Although the results section details the selection of loss functions, the rationale for why additional loss terms beyond AIF loss did not yield benefits remains unexplained. The premise behind the parameter loss was that these parameters operate on a different intensity scale compared to the values of the AIF curves. Furthermore, the tissue loss, derived from the compartment model, entailed convolving the estimated parameters with an estimated AIF, resulting in non-unique outcomes. This was demonstrated in Figure 4, where the network AIF estimate was obviously biased when using a combination of AIF and model-based tissue loss, applying a ratio of 1:100 for the two loss terms.

In a broader context, the results of this study have implications for the fields of cardiovascular imaging and patient care. If quantitative myocardial perfusion measurements can be obtained from MRI methods that do not need the acquisition or analysis of a separate dual bolus or dual sequence method, this simplifies the approach and can aid in its adoption. More widespread use of quantitative myocardial perfusion promises a more accurate diagnosis of ischemic heart diseases.

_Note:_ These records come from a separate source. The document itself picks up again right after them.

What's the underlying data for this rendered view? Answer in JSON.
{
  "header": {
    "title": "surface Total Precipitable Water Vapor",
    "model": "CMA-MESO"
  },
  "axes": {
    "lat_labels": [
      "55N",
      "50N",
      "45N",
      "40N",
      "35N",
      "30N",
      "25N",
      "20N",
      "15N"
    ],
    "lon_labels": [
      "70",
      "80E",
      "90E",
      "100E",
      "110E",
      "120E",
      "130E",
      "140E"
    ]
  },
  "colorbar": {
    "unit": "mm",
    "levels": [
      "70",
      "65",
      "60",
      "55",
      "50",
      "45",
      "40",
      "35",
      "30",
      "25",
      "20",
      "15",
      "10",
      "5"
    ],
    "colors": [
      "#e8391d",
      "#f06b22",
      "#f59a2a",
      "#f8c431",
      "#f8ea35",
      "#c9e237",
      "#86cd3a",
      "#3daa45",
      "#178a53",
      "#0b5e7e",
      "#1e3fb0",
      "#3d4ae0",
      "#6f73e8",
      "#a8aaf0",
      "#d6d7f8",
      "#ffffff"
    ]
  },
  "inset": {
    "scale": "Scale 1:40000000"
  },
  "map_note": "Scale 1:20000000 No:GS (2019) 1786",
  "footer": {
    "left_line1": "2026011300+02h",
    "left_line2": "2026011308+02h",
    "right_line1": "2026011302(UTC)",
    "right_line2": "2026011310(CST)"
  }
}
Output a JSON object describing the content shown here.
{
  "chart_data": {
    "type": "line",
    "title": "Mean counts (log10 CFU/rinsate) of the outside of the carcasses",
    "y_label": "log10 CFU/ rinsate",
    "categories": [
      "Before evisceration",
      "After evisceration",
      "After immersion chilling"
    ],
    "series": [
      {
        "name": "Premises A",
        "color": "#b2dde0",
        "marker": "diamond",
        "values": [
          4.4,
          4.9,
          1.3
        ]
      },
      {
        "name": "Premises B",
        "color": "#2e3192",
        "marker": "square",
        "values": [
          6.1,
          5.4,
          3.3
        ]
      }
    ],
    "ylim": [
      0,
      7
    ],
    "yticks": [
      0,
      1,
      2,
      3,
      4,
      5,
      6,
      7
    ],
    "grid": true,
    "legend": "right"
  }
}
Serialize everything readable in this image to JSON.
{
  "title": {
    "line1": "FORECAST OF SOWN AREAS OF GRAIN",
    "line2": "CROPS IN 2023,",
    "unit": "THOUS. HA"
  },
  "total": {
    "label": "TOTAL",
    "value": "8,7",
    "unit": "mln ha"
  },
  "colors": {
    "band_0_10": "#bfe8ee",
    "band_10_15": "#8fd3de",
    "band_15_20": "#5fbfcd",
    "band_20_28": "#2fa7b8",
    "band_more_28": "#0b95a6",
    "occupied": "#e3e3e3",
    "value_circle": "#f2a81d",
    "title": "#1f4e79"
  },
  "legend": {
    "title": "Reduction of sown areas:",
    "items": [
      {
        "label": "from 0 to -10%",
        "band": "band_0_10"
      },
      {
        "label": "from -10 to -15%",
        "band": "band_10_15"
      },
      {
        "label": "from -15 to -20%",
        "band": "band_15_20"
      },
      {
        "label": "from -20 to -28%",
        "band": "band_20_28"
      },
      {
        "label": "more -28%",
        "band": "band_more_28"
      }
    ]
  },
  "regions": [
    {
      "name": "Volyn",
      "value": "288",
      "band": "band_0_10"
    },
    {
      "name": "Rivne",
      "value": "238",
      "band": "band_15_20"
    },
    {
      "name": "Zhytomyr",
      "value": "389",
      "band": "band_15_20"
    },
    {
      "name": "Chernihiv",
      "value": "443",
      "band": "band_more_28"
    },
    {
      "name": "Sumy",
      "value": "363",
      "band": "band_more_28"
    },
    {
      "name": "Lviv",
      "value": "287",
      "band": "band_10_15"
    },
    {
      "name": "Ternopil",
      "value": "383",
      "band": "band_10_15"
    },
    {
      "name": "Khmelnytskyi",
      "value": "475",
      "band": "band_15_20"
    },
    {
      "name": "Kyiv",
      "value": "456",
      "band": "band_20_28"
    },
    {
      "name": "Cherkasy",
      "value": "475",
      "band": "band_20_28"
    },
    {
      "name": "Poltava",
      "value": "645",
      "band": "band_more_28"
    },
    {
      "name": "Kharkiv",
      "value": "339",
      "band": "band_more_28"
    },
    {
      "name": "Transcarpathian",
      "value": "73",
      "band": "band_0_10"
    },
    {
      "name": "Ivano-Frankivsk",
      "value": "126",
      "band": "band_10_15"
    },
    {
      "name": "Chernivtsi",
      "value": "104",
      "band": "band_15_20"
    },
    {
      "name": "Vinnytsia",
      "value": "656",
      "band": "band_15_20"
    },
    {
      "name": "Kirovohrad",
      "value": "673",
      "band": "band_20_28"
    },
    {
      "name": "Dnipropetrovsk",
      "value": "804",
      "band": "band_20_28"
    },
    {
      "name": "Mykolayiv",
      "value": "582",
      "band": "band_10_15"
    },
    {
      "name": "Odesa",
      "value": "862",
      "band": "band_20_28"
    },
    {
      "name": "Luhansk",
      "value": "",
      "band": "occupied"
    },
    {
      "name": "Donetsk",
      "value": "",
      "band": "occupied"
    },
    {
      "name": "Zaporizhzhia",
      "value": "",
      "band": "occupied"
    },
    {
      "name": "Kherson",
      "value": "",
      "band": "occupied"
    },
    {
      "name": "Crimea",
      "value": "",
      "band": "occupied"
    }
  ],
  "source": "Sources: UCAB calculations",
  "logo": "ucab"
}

While the present study shows promising results for AIF correction, certain limitations may exist. The mathematical model for the AIF was previously validated to achieve good agreement between the blind estimated AIF and the measured AIF [12]. The mean bias and uncertainties of compartment-model parameters derived from the two AIFs were found to be comparable. For example, the mean bias of $k^{trans}$ was +7% and the uncertainty was 0.0043 min⁻¹ for normal brain tissue. In addition, the simulated tissue curves were drawn from a uniform distribution, which reflects a mix of normal and abnormal perfusion and washout. The diversity of k_ep is known from blind estimation studies to provide more information regarding the AIF [13]. As well, the use of simulated datasets, while advantageous for controlled experimentation, does not replicate real-world scenarios. Therefore, there is a need to validate these findings with larger, diverse, and real-world datasets to understand the broader applicability of the results. The selection of a Bi-LSTM network is due to its outstanding performance in handling time-series data; however, other advanced networks, such as transformers and gated recurrent units, may be better choices for AIF corrections. Therefore, future development of new networks is important, especially for tackling hybrid data better.

5. Conclusions

This work compares different ways of leveraging tissue curve data and determines that training a network using AIF + tissue curve inputs with an AIF loss alone is an effective approach to correct biased AIFs for quantitative myocardial perfusion MRI studies. The improvement of network-predicted AIFs using the proposed method is significant compared to the baseline results and to the use of only the AIF input, especially when the network training used simulated data and the testing used in vivo data. The combined AIF and tissue curve inputs improve the accuracy and precision of network-predicted AIF and make an AI-AIF approach more robust to outliers, which may simplify scanning and processing.